Turing Design (WIP)

Source: Notion | Last edited: 2024-06-05 | ID: be2bf5de-6b5...

Background

As of today, the feature file in the Turing Model (previously named Enigma) is static. The version of it is controlled by git branches.

When making predictions using models trained with a different versioned feature, we have to create a separate docker container to contain the same repo on a different branch. When there are more versioned features that need to be trained/used for prediction, it is very inconvenient.

Solution

To solve that problem, we want to make these things configurable: feature files, the model structure file, as well as activation and loss functions.

To do that, we will start by making feature files dynamic. Namely, we want to achieve the following:

When making a prediction, the code knows precisely how to process the features from a parameter featureset_name we pass in. The featureset_name can be any of the following.

prod_v11_size50
prod_v15_size79
prod_v18_size126
prod_v15_size79_based_test_validation_v3_size80
prod_v18_size126_based_test_validation_v12_size119

# once the test featureset 满足了某个条件，就可以被promote成 prod feature set
# The postfix *size* should be auto-added

The feature code snippet should be stored somewhere.

option 1: in s3 when first being submitted, and then moved in a github repo once they are verified and promoted to the prod feature set.

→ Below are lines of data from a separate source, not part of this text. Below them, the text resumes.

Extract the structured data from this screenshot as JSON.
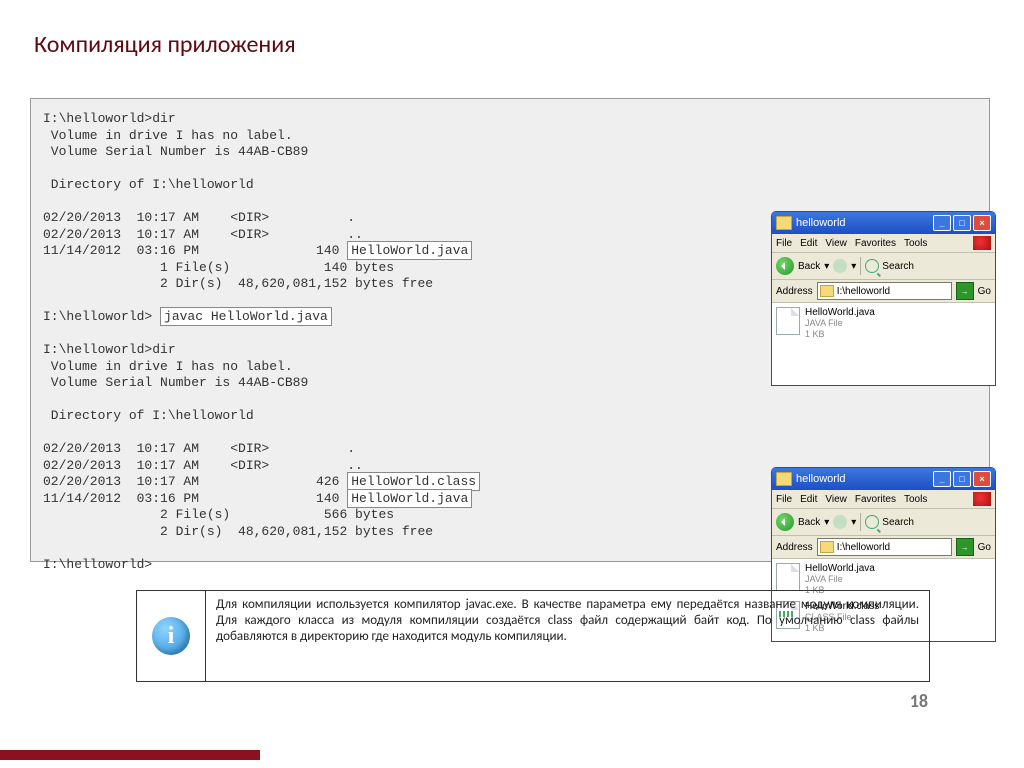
{
  "title": "Компиляция приложения",
  "console": {
    "line1": "I:\\helloworld>dir",
    "line2": " Volume in drive I has no label.",
    "line3": " Volume Serial Number is 44AB-CB89",
    "line4": "",
    "line5": " Directory of I:\\helloworld",
    "line6": "",
    "line7": "02/20/2013  10:17 AM    <DIR>          .",
    "line8": "02/20/2013  10:17 AM    <DIR>          ..",
    "line9a": "11/14/2012  03:16 PM               140 ",
    "hl1": "HelloWorld.java",
    "line10": "               1 File(s)            140 bytes",
    "line11": "               2 Dir(s)  48,620,081,152 bytes free",
    "line12": "",
    "line13a": "I:\\helloworld> ",
    "hl2": "javac HelloWorld.java",
    "line14": "",
    "line15": "I:\\helloworld>dir",
    "line16": " Volume in drive I has no label.",
    "line17": " Volume Serial Number is 44AB-CB89",
    "line18": "",
    "line19": " Directory of I:\\helloworld",
    "line20": "",
    "line21": "02/20/2013  10:17 AM    <DIR>          .",
    "line22": "02/20/2013  10:17 AM    <DIR>          ..",
    "line23a": "02/20/2013  10:17 AM               426 ",
    "hl3": "HelloWorld.class",
    "line24a": "11/14/2012  03:16 PM               140 ",
    "hl4": "HelloWorld.java",
    "line25": "               2 File(s)            566 bytes",
    "line26": "               2 Dir(s)  48,620,081,152 bytes free",
    "line27": "",
    "line28": "I:\\helloworld>"
  },
  "explorer": {
    "title": "helloworld",
    "menu": {
      "file": "File",
      "edit": "Edit",
      "view": "View",
      "fav": "Favorites",
      "tools": "Tools"
    },
    "back": "Back",
    "search": "Search",
    "addressLabel": "Address",
    "addressValue": "I:\\helloworld",
    "go": "Go"
  },
  "files1": [
    {
      "name": "HelloWorld.java",
      "type": "JAVA File",
      "size": "1 KB"
    }
  ],
  "files2": [
    {
      "name": "HelloWorld.java",
      "type": "JAVA File",
      "size": "1 KB"
    },
    {
      "name": "HelloWorld.class",
      "type": "CLASS File",
      "size": "1 KB"
    }
  ],
  "desc": "Для компиляции используется компилятор javac.exe. В качестве параметра ему передаётся название модуля компиляции. Для каждого класса из модуля компиляции создаётся class файл содержащий байт код. По умолчанию class файлы добавляются в директорию где находится модуль компиляции.",
  "pageNumber": "18"
}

When testing new features, the method to generate the featureset, and the featureset_name will be submitted to a Touchstone service. The ‘touchstone’ service evaluates how good a featureset is on a given dataset. More specifically, it will do the following:
use the featureset to generate features on the given train and validation dataset (upon which all other featureset are also evaluated)
train and evaluate models on a given test dataset, possibly many times, for a statistically significant result. Also, examine the trained models’ feature importance.
save the evaluation and model importance result to a db table, s3 file, or something like a ML flow service, so we can easily compare the performance of this featureset with the other ones.

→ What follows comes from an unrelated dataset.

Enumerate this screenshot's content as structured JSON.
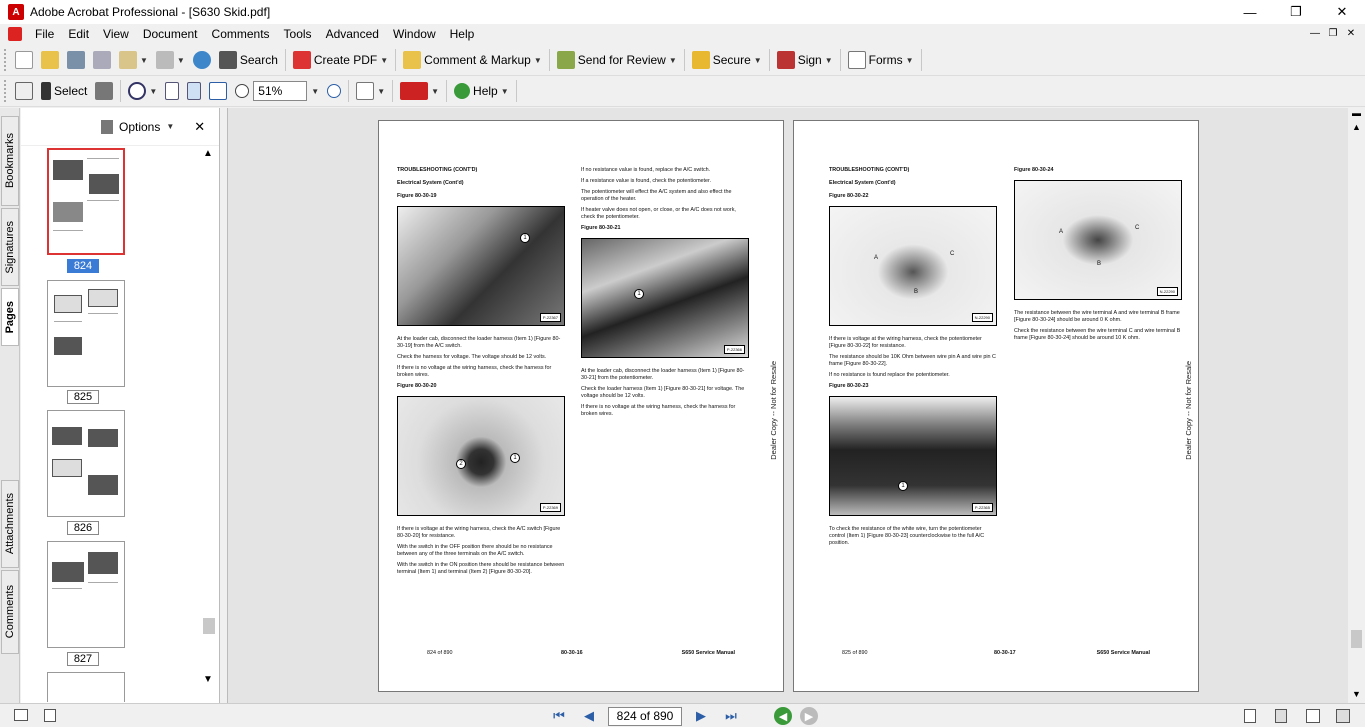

Define the signature of the method

可以修改整个feature file, 对于每个 feature group, 如果不specify某个type，则代表没有修改。

def create_features(*base_featureset_name, new_featureset_name, selectors*):
 base_feature_helpers = import("*base_featureset_name"*)
 new_feature_helpers = import("*new_featureset_name"*)
 ohlcv = fetch_ohlcv()

 feature_list = []

 for selector in selectors:
  feature = new_feature_helpers.extract_by_type(
        feature_type,
        dates=dates,
        open_prices=open_prices,
        close_prices=close_prices,
        high_prices=high_prices,
        low_prices=low_prices,
        volumes=volumes,
    )

  # 如果new_feature中没有定义这个feature type，则使用base feature中定义的
  if len(feature) == 0:
   feature = base_feature_helpers.extract_by_type(
        feature_type,
        dates=dates,
        open_prices=open_prices,
        close_prices=close_prices,
        high_prices=high_prices,
        low_prices=low_prices,
        volumes=volumes,
    )

  if len(feature) != len(ohlcv):
   raise inputError(f"feature {selector} parse is incorrect: feature length ({len(feature)}) != ohlcv length ({len(ohlcv})")

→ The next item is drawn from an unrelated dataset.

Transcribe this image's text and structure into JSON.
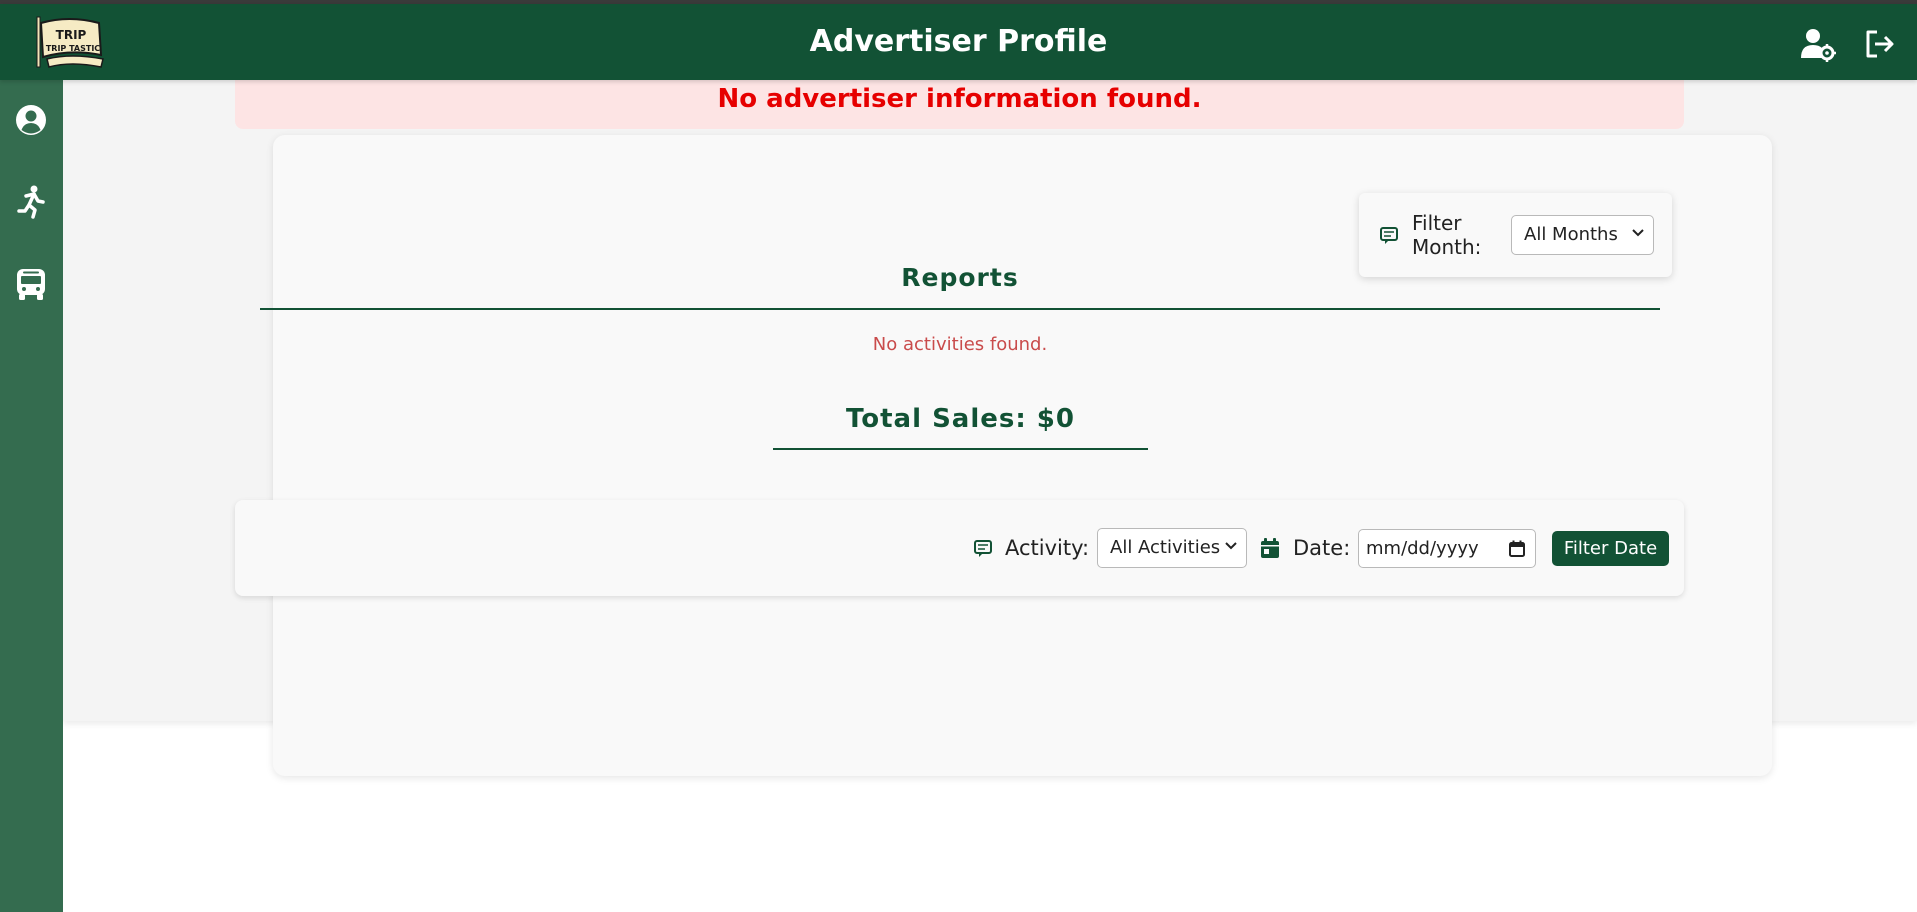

  feature_list.append(feature)

 return feature_list

def extract_raw_features(
        selectors,
        feature_type,
        dates=None,
        open_prices=None,
        close_prices=None,
        high_prices=None,
        low_prices=None,
        volumes=None,
    ):
 features = []
 for selector in selectors:
  extract_by_type(
        feature_type,
        dates=dates,
        open_prices=open_prices,
        close_prices=close_prices,
        high_prices=high_prices,
        low_prices=low_prices,
        volumes=volumes,
    )

 # 根据selectors 生成 features

 return features

ROCP MACD RSI VROCP BOLL MA VMA

PRICE_VOLUME

MIN_MAX

TIME VOLATILITY PATTERN STOCH

添加新的feature

还是修改整个feature file？